Abdul Rohman Kakon Bijak Dalam Pembagian Rastra

DAERAH LAMPUNG Pringsewu TERBARU
Pringsewu ( MDSnews)–Abdul Rohman kepala Pekon Sumber Bandung 
Kecamatan Pagelaran Utara, Kabupaten Pringsewu, Provinsi Lampung,
Patut di contoh pelayanannya dalam mengambil kebijakannya dalam bidang melayani warga masyarakatnya pasalnya ada salah satu warga, yang mendatangi kantor pekon bahkan menolak mentah – mentah pembagian bantuan sosial beras sejahtera (Bansos Rastra) yang dibagikan aparatur pekon, lantaran jatah penerimaan beras Rastra dikurangi tanpa berkordinasi terlebih dahulu jelas warganya.
Salah Satu Warga penerima Rastra tersebut mengatakan, “penerima beras rastra, aturan sudah jelas  harus dibagikan pada orang tidak mampu yang terdata dengan jumlah pembagian yang sudah ditentukan pemerintah.
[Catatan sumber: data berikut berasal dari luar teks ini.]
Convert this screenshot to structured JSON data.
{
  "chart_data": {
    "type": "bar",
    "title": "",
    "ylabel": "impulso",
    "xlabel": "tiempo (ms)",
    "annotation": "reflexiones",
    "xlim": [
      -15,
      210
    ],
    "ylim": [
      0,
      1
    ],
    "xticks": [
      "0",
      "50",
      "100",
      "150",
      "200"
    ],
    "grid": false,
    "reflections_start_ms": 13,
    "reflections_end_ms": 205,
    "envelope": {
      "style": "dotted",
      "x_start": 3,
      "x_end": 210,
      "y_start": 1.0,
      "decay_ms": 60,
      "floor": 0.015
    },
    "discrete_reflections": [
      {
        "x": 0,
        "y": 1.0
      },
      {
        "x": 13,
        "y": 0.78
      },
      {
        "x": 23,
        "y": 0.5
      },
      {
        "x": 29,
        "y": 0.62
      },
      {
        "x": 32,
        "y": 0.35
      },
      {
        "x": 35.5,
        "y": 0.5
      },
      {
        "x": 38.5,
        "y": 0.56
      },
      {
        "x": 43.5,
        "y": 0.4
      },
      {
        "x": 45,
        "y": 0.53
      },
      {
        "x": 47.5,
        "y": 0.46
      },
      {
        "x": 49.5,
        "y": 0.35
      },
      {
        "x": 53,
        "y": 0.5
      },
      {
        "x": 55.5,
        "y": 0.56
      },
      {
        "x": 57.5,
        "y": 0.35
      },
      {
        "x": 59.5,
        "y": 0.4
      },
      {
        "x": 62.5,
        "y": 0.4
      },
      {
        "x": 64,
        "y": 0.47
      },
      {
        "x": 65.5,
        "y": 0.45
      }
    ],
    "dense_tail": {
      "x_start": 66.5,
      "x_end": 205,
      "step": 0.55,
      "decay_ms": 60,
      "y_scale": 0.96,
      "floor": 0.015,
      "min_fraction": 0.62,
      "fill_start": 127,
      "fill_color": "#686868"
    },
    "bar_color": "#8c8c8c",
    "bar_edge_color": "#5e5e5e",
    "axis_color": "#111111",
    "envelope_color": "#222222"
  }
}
Sementara yang saya ketahui, pembagian beras tersebut setahu saya belum ada perubahan tetapi, kenapa sekarang jatah pembagian yang semula satu sak kok sekarang hanya dibagi 5kg/KK. Jelas ini patut dipertanyakan mengingat, masih banyak warga yang hidup dibawah garis kemiskinan seperti saya,  kenapa kok malah di kurangi pembagian beras bantuan gratis dari pemerintah tersebut.”kata dia.
Kepala Pekon Sumber Bandung Abdul Rohman kerja dimintai keterangan dikantornya selasa, (05/03/19) pkl 08:00.pagi terkait warga tersebut mengatakan, “untuk pembagian Rastra sudah sesuai bahkan tidak ada persoalan, sudah kelar, ini cuma miskomunikasi kesalah fahaman ini pun sudah diluruskan, terkait pembagian beras sudah kami bagikan sesuai aturan.
Mengenai salah satu warga yang kemarin sempat menolak, sebenarnya nama warga tersebut tidak terdaftar sebagai penerima Beras Rastra. Mengenai beras rastra yang kami bagian kepada warga tersebut, itu hanya kebijakan selaku kepala pekon, mengingat warga tersebut bisa di katakan kurang mampu atau miskin dan tidak terdaftar sebagai penerima beras rastra, sehingga timbul pemikiran sosial aparatur pekon untuk membantu meringankan bebannya.”ucap Abdul Rohman.
Lanjut Rohman, program rastra sebetulnya bagus jika acuannya data penerima dari pemerintah pekon. Namun ketika data penerima itu tidak sesuai dengan kondisi di lapangan, yang terkena getahnya adalah kepala pekon.“Kalau programnya sih saya kira bagus. Karena menyentuh langsung masyarakat. Tapi kendalanya ada di data penerima yang dikeluarkan BPS (Badan Pusat Statistik). Saya juga tidak tahu acuan yang dipakai BPS, sehingga datanya berbeda dengan yang dimiliki pemdes. Ini yang akhirnya menimbulkan masalah bagi hampir semua kepala pekon,” papar Rohman. Seperti rastra, kata Rohman, penerimanya banyak yang tidak sesuai dengan kondisi dimasyarakatnya. Ada nama yang tercantum dalam data itu sebagai penerima, tapi kehidupan sehari-hari sudah sejahtera.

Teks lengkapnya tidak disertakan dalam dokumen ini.